With a hand on the glass that separated them, her pod rose into a shaft that brought her away from the space and investigating team of intruders below. She saw her reflection in the darkness on the other side of the glass and then all fell away as she entered the colder chambers filled with Shadows and computers. Her pod stopped and she stepped out. Greeting those who waited for her, she led them to her office, seeing the working Shadows not even flinch despite the attack from the morning.
Because all of the Shadows were genetic mutations and fractions of what their Origins were, that meant any and every cyber and virtual attack impacted them on another level. Humans saw and understood only the surface, but having your brain waves and heartbeat rely on that which others can control was a much different story. A mystery none knew how to attack just yet brought great pains to Remedium. No one had expected it to affect these machine-like creatures that kept life going as everyone knew it, but it had and now, whether she liked it or not, Lady May saw fear in the eyes of the humans who had commissioned for such experiments to take place.

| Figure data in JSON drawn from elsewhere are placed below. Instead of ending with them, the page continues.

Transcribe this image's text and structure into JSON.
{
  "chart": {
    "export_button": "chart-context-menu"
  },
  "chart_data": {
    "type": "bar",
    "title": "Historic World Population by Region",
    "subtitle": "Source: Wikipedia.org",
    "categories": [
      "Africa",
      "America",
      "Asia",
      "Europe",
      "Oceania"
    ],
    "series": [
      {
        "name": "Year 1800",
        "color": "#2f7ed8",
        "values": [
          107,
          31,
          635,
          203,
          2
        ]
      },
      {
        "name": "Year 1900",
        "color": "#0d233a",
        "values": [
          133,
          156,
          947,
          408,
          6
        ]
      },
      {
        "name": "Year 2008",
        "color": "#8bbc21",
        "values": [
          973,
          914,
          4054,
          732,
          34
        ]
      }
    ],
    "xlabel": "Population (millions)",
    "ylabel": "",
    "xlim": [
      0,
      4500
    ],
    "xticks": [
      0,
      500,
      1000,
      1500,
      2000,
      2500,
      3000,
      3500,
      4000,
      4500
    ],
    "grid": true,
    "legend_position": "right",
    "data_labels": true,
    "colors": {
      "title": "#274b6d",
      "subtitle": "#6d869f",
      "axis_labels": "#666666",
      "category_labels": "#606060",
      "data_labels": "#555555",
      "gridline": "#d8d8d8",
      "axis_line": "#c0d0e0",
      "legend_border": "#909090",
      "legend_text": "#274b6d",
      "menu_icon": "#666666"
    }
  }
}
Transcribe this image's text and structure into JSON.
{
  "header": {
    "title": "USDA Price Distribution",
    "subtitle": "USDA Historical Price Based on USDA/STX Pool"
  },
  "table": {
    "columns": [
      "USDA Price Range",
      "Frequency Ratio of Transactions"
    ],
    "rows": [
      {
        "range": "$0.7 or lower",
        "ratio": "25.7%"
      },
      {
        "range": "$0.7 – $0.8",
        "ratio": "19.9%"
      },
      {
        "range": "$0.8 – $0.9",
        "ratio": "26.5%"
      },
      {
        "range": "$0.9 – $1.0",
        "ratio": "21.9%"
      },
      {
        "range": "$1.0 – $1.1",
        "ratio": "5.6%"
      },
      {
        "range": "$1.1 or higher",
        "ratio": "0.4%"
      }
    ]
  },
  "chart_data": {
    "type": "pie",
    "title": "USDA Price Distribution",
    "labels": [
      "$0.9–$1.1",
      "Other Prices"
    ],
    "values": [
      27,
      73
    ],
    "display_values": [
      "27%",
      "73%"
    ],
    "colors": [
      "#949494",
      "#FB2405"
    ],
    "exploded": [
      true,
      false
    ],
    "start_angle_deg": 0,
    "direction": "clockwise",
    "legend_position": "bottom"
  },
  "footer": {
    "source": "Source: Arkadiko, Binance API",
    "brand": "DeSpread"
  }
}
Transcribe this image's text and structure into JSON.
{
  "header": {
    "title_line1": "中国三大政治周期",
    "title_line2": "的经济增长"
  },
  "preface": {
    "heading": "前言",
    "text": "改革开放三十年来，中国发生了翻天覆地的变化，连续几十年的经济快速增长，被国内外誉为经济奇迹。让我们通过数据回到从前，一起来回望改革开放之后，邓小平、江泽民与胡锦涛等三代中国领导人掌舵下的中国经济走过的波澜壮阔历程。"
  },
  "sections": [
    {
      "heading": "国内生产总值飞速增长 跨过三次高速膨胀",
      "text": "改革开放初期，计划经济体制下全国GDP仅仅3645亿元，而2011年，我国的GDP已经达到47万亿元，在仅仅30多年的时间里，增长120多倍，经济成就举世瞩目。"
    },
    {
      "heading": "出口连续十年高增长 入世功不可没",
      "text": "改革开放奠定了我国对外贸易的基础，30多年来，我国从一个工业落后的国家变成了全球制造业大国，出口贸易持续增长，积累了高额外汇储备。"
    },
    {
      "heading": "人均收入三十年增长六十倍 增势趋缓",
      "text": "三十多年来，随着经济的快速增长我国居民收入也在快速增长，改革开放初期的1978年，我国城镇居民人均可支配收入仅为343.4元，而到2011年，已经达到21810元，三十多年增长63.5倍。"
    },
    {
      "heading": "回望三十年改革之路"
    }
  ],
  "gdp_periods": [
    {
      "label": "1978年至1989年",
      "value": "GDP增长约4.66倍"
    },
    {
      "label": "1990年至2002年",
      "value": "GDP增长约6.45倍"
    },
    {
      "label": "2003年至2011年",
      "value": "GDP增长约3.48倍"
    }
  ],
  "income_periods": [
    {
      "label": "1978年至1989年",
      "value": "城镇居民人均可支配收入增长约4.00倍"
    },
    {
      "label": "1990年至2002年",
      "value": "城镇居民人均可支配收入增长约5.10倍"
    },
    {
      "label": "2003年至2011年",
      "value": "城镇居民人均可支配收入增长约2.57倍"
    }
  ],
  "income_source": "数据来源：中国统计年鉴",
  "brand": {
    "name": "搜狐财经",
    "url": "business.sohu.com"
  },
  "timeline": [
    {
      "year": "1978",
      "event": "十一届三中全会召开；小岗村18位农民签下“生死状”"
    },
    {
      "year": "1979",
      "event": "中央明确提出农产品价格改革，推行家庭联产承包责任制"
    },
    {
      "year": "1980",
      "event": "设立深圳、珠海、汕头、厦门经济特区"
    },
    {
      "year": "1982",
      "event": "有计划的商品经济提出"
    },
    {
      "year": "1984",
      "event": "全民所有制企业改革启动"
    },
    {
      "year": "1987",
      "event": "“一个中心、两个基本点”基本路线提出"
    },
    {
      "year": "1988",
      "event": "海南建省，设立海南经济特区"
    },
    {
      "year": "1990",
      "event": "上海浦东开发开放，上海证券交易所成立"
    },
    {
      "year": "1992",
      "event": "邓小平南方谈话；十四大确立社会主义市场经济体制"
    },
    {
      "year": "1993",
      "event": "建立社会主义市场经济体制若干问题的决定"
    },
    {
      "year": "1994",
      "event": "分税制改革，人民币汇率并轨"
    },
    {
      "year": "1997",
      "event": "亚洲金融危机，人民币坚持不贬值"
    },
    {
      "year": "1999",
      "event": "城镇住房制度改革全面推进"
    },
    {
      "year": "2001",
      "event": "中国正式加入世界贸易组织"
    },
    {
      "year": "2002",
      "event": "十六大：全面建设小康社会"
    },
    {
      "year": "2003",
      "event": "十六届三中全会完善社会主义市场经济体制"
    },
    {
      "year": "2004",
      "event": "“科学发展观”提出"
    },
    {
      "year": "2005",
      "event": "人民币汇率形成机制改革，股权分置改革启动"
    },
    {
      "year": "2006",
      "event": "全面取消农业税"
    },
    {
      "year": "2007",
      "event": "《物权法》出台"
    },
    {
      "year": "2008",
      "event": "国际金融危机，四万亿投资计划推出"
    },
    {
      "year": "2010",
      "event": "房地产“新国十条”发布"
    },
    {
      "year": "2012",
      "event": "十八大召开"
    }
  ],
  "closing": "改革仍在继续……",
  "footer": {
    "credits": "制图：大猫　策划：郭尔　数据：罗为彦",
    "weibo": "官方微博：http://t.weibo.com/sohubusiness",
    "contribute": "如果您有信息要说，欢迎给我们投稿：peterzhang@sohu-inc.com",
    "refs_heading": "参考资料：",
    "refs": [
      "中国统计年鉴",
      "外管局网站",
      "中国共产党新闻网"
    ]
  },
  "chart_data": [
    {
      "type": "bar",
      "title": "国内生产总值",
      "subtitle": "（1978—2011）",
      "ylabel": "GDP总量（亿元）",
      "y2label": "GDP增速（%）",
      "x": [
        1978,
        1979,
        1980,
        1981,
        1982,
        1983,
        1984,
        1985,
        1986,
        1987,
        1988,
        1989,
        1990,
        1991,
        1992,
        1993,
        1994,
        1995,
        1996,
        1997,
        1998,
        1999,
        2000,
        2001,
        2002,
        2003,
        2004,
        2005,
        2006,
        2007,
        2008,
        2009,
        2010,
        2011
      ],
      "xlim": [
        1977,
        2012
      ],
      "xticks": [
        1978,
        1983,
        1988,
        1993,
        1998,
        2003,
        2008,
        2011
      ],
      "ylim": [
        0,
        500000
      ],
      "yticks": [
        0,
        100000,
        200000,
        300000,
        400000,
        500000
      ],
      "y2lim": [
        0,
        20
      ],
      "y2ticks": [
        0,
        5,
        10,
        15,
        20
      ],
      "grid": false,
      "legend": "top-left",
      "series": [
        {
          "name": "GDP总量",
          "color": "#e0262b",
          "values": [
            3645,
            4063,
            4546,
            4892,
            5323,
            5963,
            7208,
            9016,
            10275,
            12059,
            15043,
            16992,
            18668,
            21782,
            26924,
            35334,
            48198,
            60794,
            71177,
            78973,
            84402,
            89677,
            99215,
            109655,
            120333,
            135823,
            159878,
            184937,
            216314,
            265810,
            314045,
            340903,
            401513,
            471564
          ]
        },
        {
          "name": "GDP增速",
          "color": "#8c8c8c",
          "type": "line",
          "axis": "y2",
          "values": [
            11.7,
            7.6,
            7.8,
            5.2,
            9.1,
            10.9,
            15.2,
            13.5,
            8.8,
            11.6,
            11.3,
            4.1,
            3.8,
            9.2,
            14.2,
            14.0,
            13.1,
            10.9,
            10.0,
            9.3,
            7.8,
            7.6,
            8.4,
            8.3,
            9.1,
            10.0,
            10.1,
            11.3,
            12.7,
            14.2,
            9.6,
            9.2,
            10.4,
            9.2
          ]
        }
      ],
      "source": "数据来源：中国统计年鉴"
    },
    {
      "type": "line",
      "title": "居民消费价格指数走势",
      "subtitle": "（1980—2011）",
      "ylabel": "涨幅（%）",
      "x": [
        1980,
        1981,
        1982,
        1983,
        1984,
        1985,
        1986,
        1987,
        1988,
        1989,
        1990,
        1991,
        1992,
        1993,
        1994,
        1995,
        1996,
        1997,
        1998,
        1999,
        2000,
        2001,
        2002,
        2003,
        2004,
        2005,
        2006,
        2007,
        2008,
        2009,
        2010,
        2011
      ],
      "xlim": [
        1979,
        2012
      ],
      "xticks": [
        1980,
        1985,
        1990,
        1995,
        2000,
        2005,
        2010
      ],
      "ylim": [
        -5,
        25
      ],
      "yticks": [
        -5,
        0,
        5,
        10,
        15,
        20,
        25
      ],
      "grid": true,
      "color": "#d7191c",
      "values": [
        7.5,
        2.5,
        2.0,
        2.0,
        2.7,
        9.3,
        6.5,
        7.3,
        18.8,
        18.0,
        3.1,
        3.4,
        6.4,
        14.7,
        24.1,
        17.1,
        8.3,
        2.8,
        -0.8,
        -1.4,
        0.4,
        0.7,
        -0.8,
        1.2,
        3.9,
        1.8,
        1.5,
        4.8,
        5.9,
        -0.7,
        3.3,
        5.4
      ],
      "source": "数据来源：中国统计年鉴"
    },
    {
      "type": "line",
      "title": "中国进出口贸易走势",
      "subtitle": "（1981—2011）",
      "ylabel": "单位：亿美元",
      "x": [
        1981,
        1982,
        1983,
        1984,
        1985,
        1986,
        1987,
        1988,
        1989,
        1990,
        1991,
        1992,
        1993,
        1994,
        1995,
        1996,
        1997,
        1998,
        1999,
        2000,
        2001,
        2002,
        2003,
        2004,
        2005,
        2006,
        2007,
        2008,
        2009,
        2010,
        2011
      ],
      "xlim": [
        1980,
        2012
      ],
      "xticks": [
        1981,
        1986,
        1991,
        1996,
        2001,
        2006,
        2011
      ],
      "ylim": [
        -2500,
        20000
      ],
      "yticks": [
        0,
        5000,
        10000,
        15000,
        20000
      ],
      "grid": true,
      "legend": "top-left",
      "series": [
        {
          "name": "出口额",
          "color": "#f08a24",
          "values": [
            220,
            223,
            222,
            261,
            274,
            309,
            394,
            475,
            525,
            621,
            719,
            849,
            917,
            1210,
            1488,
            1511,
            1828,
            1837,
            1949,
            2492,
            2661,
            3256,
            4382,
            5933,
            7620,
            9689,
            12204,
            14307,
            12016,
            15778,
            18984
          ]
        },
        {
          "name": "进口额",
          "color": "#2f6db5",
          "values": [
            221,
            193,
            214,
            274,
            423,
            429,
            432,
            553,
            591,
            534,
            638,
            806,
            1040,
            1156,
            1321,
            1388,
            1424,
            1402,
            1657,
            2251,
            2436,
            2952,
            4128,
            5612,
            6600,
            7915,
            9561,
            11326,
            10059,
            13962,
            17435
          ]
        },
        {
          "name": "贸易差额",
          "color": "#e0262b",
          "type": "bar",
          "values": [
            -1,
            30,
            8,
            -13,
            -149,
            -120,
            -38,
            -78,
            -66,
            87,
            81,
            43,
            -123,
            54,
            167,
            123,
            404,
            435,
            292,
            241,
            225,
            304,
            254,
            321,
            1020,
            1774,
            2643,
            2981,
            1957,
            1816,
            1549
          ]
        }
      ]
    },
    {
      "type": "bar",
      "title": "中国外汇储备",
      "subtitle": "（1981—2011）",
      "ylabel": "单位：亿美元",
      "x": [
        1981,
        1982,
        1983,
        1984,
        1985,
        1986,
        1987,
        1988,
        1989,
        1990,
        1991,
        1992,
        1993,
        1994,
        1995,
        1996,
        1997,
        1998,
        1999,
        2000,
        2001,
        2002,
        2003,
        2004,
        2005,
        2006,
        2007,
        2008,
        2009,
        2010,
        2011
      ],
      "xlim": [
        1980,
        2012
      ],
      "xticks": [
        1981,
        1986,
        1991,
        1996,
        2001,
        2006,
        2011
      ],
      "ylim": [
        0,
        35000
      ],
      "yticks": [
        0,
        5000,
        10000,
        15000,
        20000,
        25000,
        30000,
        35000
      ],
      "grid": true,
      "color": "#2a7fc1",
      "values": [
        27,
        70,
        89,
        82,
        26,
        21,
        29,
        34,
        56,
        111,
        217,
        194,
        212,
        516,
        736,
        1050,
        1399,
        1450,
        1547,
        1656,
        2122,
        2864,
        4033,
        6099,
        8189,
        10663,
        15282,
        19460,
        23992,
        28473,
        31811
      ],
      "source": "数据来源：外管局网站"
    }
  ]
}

“Such a cruel world,” she mumbled to herself, ignoring the blinking lights of multiple phone calls to her office. After finding out the complications of cloning from greatness, those very humans thought to put the clones to work, which worked, until now.
Whether she made the right decision sending Jenna to her would soon be revealed.
Jenna and Hayden stepped out of the shaft and walked down a hallway to find themselves at the Red Line platform at the LA Union Station. Jenna looked around and murmured, “Looks like we’re on our own.”
Hayden searched the crowds for wandering eyes but no one paid any attention to them. “Do you know where we’re going?” he asked quietly at her side.
Jenna nodded, “There’s a faint memory of an abandoned facility that I really want to go to. I can feel something calling me there,” she added. A distant light caught Hayden’s eye and he peeked over to see Jenna in deep thought. People moved around them quickly, searching for the best position to enter the oncoming train.
Hayden had to nudge her to the side as the subway train arrived and a man bustled forward. He knew better than to test her. She was on a mission and he, apparently, was what muscle she needed. They hadn’t brought Oren because he had insisted on remaining at the house, in case anything or anyone decided to return. Jenna had to go and, therefore, Hayden her guard. Boy, he wished Michel hadn’t disappeared.